Lassen Fellowships in Latin American Studies, 2009-2010

María C. Abascal, Sociology

Maria Abascal
Abasacal earned the B.A. in sociology from Columbia University. Broadly interested in political sociology and immigration, Abascal has researched the effects of social ties to Cuba on Cuban American party identification and the relationship between levels of civic participation and understandings of democracy, through a comparative study of city council meetings in two Florida cities with different levels of immigration.

Sergio Galaz García, Sociology

Sergio Galaz García
Galaz García earned the B.A. in political science and international relations from El Centro de Investigación y Docencia Económicas (CIDE), Mexico. His senior thesis used statistical and theoretical methods to explore the dynamics of conflict between informal street vendors and the local Mexico City government. Prior to entering graduate school, he worked to introduce budgeting-for-results techniques as an internal consultant in the Finance Department of the Mexico City government. He is interested in how culture can serve as a mechanism for political domination and stratification. His broad interests include the sociology of culture, the sociology of space, and political sociology.

Vanessa Grossman, Architecture

Vanessa Grossman
Grossman earned the professional diploma from the School of Architecture and Urbanism of the University of São Paulo, and the masters research degree in architectural history in the Department of Art and Archaeology, Paris 1 Panthéon-Sorbonne University. She has worked as assistant editor of Archistorm and L’Architecture d’Aujourd’hui, and as assistant professor at the École Nationale Supérieure d’Architecture de Versailles. She is the author of A arquitetura e o urbanismo revisitados pela Internacional Situacionista (2006). Much of her research focuses on the history of modernist movements in Brazil and in France.

Ezequiel Molina, Woodrow Wilson School

Ezequiel Molina
Molina earned the B.A. and M.A. in economics from the Universidad Nacional de La Plata in Argentina. Before joining the Woodrow Wilson School, Ezequiel was a junior professional associate at the Poverty and Gender Unit for the Latin American Region at the World Bank. Molina also has worked as a junior researcher at the Center for Distributive Labor and Social Studies (CEDLAS) and as a consultant at the Institute for Latin American Economic Research (FIEL). His interests include the political economy of development and redistribution (with special emphasis in Latin America) and development economics more generally.

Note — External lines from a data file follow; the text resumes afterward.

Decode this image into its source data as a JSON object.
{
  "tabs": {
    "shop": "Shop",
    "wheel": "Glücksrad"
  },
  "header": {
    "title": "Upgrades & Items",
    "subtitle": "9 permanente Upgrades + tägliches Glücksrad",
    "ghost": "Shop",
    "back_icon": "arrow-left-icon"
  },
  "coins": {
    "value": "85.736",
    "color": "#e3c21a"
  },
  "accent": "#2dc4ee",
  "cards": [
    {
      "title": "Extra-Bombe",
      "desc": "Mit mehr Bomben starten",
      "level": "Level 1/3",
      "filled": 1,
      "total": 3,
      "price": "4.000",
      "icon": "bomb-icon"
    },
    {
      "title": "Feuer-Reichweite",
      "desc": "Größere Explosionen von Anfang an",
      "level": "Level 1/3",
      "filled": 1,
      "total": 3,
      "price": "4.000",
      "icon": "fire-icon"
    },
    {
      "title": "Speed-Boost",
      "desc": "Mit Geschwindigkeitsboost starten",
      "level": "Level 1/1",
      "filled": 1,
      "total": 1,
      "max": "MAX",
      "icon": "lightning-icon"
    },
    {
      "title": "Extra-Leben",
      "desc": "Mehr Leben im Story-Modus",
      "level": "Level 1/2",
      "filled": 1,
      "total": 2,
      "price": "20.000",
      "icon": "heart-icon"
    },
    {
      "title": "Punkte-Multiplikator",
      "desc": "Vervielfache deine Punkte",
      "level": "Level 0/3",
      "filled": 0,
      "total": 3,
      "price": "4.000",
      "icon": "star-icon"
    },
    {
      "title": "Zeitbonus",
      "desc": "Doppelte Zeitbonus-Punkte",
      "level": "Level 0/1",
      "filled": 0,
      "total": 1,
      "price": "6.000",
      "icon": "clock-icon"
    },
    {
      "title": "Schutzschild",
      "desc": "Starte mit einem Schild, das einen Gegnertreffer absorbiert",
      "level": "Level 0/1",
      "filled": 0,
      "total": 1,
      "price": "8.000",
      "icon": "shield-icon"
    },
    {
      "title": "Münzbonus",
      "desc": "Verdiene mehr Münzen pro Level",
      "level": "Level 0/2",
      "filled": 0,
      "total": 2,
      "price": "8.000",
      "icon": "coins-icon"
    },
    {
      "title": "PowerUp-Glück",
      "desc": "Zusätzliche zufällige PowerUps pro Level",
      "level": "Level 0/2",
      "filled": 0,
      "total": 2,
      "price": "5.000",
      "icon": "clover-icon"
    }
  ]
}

Sebastian Ramírez, Anthropology

Sebastian Ramírez
Ramírez earned the B.A. in anthropology and psychology from Queens College, City University of New York. He conducted research on Spanish-speaking immigrants in New York and wrote his honors thesis in anthropology on the mediation of political agency and resistance among undocumented immigrants through community organizations. His dissertation concerns the desplazados in his native Colombia, the over three million currently displaced persons forced from their homes as a consequence of four decades of civil war.

Carlos J. Velasco Rivera, Politics

Velasco Rivera earned the B.Sc. in government and economics from the London School of Economics and Political Science, and the M.P.A. from the Woodrow Wilson School of Public and International Affairs. He has worked as an advisor in the Lower Chamber of the Mexican Congress, contributed to the Mexican daily El Financiero, and has been a lecturer of public and international affairs at WWS. Through his research on political development in Latin America, he seeks a better understanding of the factors determining the preferences of leftist political parties in the region, as these factors affect democratic stability.